Brighton, Victoria, Australia
- Businessman and politician
John McIntyre’s medical studies at the University of Glasgow were cut short by the gold rushes in Victoria. McIntyre arrived at Portland on the Runnymede in 1852 and worked various mining claims with success. He settled at Bendigo where, in 1855, he set up business as an apothecary and gold-buyer while continuing his mining pursuits -especially quartz-crushing.
In the early 1850s McIntyre supported the Red Ribbon Movement against conditions on the goldfields. He was prominent in the agitation for unlocking the land and treasurer of the local land league.
Chairman of the mining board at Sandhurst in the late 1850s, McIntyre had many profitable mining investments.
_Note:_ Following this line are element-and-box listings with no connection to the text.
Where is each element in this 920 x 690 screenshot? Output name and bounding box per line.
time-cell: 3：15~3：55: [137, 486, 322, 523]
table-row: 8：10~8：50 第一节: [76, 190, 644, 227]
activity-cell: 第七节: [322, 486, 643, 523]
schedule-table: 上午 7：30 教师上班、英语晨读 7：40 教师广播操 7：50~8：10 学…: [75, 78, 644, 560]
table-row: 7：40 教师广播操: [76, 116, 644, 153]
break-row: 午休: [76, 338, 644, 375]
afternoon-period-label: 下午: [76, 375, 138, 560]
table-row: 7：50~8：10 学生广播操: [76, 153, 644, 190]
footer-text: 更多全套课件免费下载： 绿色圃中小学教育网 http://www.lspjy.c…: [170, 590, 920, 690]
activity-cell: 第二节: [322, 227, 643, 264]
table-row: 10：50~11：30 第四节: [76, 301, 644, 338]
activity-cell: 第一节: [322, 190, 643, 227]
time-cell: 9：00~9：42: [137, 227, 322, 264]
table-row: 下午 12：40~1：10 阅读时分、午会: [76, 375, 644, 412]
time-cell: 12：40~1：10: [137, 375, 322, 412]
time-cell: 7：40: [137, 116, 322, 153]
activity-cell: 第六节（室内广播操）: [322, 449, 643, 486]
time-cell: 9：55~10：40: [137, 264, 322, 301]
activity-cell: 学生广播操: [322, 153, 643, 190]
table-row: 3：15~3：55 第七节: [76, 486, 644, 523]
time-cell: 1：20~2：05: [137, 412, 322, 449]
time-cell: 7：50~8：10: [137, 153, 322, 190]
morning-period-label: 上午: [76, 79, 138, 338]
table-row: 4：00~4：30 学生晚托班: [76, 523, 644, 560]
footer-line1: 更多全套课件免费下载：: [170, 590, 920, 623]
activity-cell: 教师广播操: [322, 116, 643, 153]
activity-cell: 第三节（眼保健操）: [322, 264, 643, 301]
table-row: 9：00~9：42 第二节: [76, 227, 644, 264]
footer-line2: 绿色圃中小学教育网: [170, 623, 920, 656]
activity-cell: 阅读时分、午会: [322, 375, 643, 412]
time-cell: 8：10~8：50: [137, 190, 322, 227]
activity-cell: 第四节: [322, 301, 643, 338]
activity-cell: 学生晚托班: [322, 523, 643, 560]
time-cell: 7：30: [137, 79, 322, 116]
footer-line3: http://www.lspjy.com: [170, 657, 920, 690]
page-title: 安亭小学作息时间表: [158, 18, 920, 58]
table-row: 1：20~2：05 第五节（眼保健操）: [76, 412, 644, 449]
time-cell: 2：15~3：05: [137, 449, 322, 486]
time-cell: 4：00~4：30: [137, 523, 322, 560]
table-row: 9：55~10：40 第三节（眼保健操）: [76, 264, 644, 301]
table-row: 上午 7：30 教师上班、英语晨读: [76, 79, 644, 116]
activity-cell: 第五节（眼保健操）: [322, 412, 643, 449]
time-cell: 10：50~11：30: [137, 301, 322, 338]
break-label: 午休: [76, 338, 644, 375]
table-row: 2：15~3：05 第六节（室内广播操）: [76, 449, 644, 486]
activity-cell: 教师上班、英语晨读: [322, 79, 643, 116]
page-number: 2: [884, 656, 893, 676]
He joined Sandhurst Municipal Council in 1859 and, as Mayor in 1867, hosted the Duke of Edinburgh’s visit to Bendigo.
McIntyre entered parliament in 1877, representing the electorate of Sandhurst, but lost his seat in 1880 over the issue of protection. He then held the seat of Maldon from 1881 until 1902. McIntyre's health broke down after his exhausting but vain campaign, in December 1903, for election to the Senate. He died at his home in Brighton on 18 January 1904 and was buried at the Back Creek cemetery, Bendigo.